Mocht Haaglanden na het kabinetsberaad onverhoopt toch van de baan zijn, dan is de vraag: wat nu? Wij zijn het eens met de volgorde van de door het college voorgestelde opties. Eerst is dat een gemeentelijke herindeling. Wij moeten dan wel van gedachten wisselen over de vraag hoe grootschalig die moet zijn. Het college voegt hieraan toe: met eventueel een aantal gemeenschappelijke regelingen. Volgens ons kan dat alleen na een substantiële gemeentelijke herindeling. Wij zien namelijk helemaal niets in het oude systeem van gemeenschappelijke regelingen met mogelijkerwijs zestien verschillende gemeenten. Dat veroorzaakt alleen maar Poolse landdagen. Als die op verschillende terreinen georganiseerd moeten worden, tuigen wij weer een vergadercircus op waar niemand blij van wordt.
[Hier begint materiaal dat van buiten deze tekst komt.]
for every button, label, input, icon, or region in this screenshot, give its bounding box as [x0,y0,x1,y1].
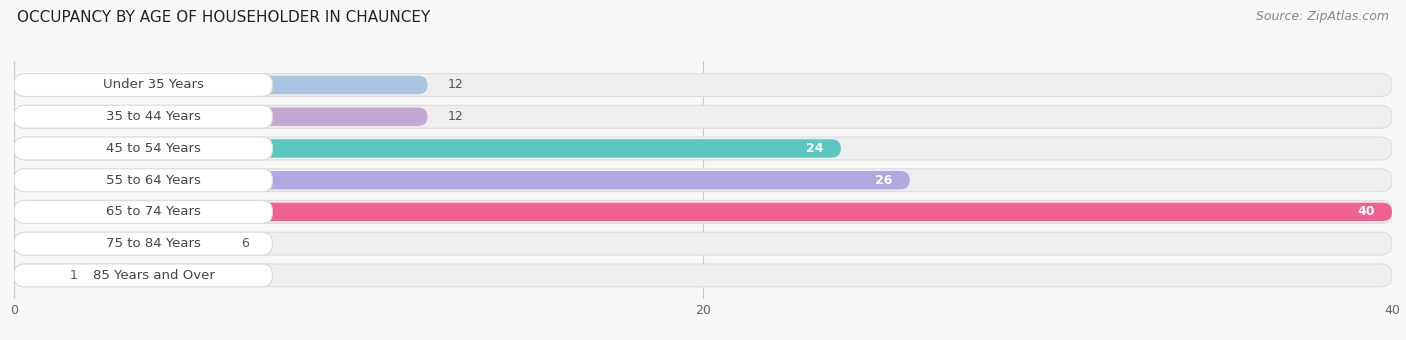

Dat moeten wij dan ook coüte que coüte voorkomen. Als er toch sprake moet zijn van een gemeenschappelijke regeling, dan liever tussen een beperkt aantal gemeenten. Zo kan terzake met een beperkte groep beslist worden.

Helaas zijn wij dan wel de zo vurig door ons gewenste democratische legitimatie van de gemeenschappelijke regeling kwijt. Het blijft dan een getrapte vorm van democratie, iets wat wij betreuren.

Wij zouden het ook betreuren, als de derde optie van kracht werd. Dan is er effectief sprake van een vierde bestuurslaag boven de burgers van Delft. Het zal in Delft moeilijk uit te leggen en te begrijpen zijn waarom er boven de gemeente nog een soort subprovincie moet zijn, waarna de provincie en het Rijk volgen. Het is al lastig genoeg om de rol van gedeputeerde staten aan de burgers uit te leggen en om hen te motiveren om deel te nemen aan de verkiezingen van provinciale staten. Het komt ons voor dat een soort subprovinciale staten helemaal niet meer uit te leggen zijn. Wel kunnen wij instemmen met een onderzoek naar die mogelijkheid. Het kan natuurlijk altijd onderzocht worden, maar de heer Torenstra merkt terecht op dat dit vooral niet mag leiden tot verzwakking van de andere opties.

Wethouder BOELENS: Voorzitter. Het is bepaald voorzichtig uitgedrukt, als er gezegd wordt dat de bestuurlijke vernieuwing in Nederland in een impasse is geraakt. Zowel landelijk als in onze regio zit iedereen nu min of meer te wachten op het advies van de commissie-Andriessen. Dat verschijnt omstreeks 1 november aanstaande.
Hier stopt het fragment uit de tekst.